LA CHAPELLE SAINT-SYMPHORIEN.

Cette chapelle, qui fut détruite dans le dix-septième siècle, étoit située dans la rue des Cholets, vis-à-vis le collége qui porte le même nom. Son origine, sur laquelle on n'a aucun renseignement, devoit être fort ancienne, car il en est fait mention dans le testament d'Hermentrude. On la trouve citée depuis dans la charte de Philippe-Auguste de 1185, et dans le cartulaire de Sainte-Geneviève à la date de 1220. Sauval dit qu'elle subsistoit encore de son temps; il devoit ajouter aussi qu'il l'avoit vu détruire, car il n'est mort qu'en 1670, et alors il y avoit huit ans que cette chapelle, tombant en ruines, avoit été vendue au collége de Montaigu, par contrat du 2 septembre 1662.

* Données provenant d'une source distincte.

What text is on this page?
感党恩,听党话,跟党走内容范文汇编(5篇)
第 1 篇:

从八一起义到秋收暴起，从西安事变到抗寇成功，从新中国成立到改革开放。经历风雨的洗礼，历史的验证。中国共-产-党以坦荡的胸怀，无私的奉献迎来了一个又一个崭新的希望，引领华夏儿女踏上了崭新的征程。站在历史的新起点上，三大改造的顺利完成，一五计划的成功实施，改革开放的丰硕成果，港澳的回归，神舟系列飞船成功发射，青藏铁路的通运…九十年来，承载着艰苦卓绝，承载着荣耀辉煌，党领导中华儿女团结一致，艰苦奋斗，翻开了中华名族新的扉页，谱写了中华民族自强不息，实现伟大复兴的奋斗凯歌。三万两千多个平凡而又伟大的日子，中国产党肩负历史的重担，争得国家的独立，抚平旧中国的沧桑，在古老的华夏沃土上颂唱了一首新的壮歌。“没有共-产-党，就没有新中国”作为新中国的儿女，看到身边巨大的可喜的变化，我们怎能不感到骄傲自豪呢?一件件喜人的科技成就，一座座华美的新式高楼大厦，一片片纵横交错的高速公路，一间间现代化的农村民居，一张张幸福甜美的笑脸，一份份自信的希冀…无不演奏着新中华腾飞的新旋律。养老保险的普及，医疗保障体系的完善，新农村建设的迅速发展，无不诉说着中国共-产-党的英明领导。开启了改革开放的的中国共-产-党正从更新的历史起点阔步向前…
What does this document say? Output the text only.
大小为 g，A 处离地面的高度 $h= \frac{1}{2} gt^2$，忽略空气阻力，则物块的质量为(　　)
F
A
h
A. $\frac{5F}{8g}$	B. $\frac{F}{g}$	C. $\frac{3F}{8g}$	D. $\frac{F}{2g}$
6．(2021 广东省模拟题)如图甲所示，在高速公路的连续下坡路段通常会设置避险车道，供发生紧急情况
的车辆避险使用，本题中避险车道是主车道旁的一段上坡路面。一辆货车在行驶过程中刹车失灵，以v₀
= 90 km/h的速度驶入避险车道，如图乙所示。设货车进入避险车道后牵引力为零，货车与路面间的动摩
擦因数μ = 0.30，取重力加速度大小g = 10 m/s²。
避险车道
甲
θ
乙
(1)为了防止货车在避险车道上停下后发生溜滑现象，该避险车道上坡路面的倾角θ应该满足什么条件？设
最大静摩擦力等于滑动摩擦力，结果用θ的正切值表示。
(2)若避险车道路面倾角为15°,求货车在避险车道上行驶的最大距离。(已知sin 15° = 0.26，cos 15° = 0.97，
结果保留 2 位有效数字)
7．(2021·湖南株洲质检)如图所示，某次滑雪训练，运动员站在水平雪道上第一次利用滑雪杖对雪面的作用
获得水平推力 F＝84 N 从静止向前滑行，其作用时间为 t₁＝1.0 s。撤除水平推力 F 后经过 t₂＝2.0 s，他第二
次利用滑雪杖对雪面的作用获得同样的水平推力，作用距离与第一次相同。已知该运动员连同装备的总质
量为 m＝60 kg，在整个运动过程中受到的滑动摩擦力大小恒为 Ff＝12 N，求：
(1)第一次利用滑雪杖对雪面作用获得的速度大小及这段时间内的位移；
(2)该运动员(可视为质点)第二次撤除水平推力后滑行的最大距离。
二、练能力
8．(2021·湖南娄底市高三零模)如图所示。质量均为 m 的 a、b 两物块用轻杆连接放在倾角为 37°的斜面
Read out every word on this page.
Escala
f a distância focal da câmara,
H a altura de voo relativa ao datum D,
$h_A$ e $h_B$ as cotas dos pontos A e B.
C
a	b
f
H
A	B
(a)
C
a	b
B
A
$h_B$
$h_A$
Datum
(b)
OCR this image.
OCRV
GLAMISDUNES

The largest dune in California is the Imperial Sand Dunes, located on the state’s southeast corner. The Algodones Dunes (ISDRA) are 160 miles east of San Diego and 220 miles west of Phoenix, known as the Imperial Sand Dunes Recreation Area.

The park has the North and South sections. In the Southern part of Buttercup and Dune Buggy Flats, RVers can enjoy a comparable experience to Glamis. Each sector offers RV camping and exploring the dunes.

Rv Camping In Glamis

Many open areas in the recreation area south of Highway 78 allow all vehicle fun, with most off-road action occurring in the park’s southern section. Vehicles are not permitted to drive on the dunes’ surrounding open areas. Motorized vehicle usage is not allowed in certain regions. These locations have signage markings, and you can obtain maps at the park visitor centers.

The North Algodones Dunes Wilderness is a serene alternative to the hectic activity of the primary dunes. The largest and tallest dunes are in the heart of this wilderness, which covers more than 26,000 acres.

La chapelle Saint-Symphorien avoit été bâtie au milieu d'un clos de vignes qui s'étendoit jusqu'à Notre-Dame-des-Champs (les Carmélites). Ce vignoble appartenoit au roi et à différents seigneurs. D'anciens titres nous apprennent que le monarque avoit, entre l'église Saint-Étienne et le collége de Lisieux, un pressoir, dans lequel on portoit le vin qui se recueilloit au clos des Mureaux. Ce clos, situé au faubourg Saint-Jacques, étoit nommé, au treizième siècle, Murelli, dans le suivant de Murellis, aliàs de Cuvron. On donnoit le nom de clos Saint-Étienne aux vignes plantées près de cette église.

LES RELIGIEUSES DE LA VISITATION DE SAINTE-MARIE.

Nous avons déjà parlé de l'origine de ces religieuses et de leur établissement à Paris en 1619[328]. Leur nombre s'étant considérablement augmenté dès le commencement, ce fut une nécessité de chercher presque aussitôt un lieu convenable pour y fonder un nouveau monastère et y établir une colonie de ces saintes filles. L'archevêque de Paris leur en accorda la permission en 1623. Elles achetèrent en conséquence, au faubourg Saint-Jacques, une maison dite Saint-André, avec quelques bâtiments et jardins qui l'environnoient, et firent disposer le tout dans la forme propre à y recevoir une communauté. Ce second établissement, dans lequel elles entrèrent le 13 août 1626, fut confirmé par des lettres patentes données en 1660.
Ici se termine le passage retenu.